Dass Pageant dabei nicht albern wird, liegt an der Zerrissenheit, die viele der Songs unter der Oberfläche von Klamauk und Party offenbaren. In Now, Now singt Ben Hopkins von der Sehnsucht danach, sich selbst zu bestrafen, trotzdem ist der Song sehr ausgelassen. Im Titelsong bloß von einem „Unwohlsein“ bei der Betrachtung des eigenen Körpers zu sprechen, wäre schamlos untertrieben. „Selbsthass“ ist der einzig treffende Begriff dafür – ausgerechnet zu einem Refrain, der eine geradezu niedliche Melodie hat.

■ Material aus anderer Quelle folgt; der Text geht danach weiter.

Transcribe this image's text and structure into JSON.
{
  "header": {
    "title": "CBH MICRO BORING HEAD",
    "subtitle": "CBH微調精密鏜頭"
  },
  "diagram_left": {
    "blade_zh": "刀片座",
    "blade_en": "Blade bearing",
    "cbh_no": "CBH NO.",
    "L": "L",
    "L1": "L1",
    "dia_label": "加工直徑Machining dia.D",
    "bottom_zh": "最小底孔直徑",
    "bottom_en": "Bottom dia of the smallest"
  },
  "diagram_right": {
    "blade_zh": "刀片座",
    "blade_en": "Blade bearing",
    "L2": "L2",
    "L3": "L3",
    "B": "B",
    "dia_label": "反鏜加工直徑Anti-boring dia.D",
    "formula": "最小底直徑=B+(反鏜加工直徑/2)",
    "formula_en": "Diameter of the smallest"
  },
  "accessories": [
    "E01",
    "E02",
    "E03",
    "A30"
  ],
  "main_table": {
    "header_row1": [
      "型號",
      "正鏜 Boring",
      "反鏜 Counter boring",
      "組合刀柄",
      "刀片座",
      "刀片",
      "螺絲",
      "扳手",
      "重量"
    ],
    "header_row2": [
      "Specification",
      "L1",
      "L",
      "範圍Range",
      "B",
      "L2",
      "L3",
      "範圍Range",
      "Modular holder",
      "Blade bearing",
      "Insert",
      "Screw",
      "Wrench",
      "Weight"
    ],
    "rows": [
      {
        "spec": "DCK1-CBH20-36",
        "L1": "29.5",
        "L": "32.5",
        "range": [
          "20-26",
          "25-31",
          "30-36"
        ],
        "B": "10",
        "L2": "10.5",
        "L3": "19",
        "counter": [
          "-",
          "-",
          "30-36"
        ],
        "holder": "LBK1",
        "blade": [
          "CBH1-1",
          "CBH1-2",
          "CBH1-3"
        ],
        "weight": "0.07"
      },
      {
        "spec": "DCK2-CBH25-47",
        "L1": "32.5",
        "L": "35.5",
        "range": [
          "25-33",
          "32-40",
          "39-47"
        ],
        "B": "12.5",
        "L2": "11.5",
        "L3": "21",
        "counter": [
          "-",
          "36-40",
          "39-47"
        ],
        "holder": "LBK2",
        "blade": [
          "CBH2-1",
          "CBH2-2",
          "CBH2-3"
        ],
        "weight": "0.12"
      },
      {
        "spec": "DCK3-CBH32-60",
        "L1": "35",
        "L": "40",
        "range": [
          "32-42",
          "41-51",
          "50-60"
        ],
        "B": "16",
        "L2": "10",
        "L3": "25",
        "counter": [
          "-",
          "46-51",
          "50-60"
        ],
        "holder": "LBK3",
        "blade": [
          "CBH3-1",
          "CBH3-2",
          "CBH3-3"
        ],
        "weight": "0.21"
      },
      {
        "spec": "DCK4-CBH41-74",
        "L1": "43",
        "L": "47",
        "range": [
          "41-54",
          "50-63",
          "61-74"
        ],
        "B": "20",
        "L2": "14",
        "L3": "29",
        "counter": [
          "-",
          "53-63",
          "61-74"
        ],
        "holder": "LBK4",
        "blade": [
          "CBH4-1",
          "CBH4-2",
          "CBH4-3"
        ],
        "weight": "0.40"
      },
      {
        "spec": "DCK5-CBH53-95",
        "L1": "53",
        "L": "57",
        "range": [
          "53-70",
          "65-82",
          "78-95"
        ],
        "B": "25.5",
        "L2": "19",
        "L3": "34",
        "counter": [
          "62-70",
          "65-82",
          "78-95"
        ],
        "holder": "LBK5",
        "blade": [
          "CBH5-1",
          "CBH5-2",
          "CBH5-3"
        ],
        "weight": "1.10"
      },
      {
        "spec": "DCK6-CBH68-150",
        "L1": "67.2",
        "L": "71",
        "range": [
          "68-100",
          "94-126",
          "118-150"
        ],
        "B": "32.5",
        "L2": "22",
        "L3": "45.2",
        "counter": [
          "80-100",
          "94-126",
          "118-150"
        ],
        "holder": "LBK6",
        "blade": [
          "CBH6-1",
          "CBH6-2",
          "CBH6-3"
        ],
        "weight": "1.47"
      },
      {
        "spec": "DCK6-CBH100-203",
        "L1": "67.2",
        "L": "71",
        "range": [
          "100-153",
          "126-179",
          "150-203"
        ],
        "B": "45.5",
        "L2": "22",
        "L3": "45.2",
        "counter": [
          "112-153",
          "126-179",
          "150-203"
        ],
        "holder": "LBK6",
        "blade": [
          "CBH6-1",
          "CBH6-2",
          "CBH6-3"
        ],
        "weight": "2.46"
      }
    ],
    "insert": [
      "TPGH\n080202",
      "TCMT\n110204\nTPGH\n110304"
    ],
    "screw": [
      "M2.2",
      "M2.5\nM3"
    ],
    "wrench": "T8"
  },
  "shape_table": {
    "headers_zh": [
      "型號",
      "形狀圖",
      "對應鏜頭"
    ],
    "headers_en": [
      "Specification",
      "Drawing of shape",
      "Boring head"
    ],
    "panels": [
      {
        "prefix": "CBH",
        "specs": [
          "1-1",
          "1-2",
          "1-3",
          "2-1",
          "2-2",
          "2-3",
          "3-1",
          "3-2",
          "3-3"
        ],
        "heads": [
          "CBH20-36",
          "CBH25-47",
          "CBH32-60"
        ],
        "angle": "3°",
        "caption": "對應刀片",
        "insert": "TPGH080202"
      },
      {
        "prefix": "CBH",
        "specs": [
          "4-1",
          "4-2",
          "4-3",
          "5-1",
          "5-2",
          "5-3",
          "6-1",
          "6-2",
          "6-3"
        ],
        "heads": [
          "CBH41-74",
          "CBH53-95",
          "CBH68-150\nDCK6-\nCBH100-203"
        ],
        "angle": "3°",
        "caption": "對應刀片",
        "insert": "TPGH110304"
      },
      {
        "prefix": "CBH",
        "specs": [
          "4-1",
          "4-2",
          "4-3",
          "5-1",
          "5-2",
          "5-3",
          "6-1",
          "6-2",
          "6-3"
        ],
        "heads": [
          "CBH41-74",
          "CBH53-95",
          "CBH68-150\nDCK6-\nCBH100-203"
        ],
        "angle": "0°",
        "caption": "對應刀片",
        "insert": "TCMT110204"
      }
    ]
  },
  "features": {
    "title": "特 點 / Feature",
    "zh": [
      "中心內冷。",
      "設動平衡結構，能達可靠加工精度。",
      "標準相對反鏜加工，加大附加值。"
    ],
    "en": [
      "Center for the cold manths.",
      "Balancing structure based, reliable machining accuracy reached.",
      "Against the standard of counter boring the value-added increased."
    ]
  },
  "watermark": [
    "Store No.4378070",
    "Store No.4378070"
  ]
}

Sissy führt am deutlichsten zur Debatte, die dieses Album schon kurz vor der Veröffentlichung schnell überschattet hat: Der Song bietet etwas Reggae und etwas Noise, er zeigt queeres Selbstbewusstsein und die Fähigkeit zur Selbstironie, aber auch, wie sehr Diskriminierung und Verhöhnung schmerzen können. Das nicht verbiesterte, sondern gutgelaunte Plädoyer für die jeweils eigene Gender-Definition, das die gesamte Karriere von PWR BTTM geprägt hat, lässt sich darin geradezu exemplarisch erkennen. Allerdings hat dieses Image jüngst arge Kratzer bekommen: Auf diversen Online-Plattformen wurden Ben Hopkins sexuelle Belästigung und mehrfache Übergriffe vorgeworfen, die Plattenfirma hat die Band daraufhin gefeuert, auch etliche Konzerte wurden abgesagt.
Die Band bestreitet die Vorwürfe. Sollten sie sich als wahr erweisen, dürfte sich die Karriere von PWR BTTM sehr schnell erledigt haben. Selbst, wenn es Gerüchte bleiben, dürfte das ein gewaltiger Dämpfer für das Duo sein. Denn zu Spaß und Leichtigkeit wollen solche Anschuldigungen nun einmal nicht passen. Zum Einsatz für sexuelle Selbstbestimmung schon gar nicht.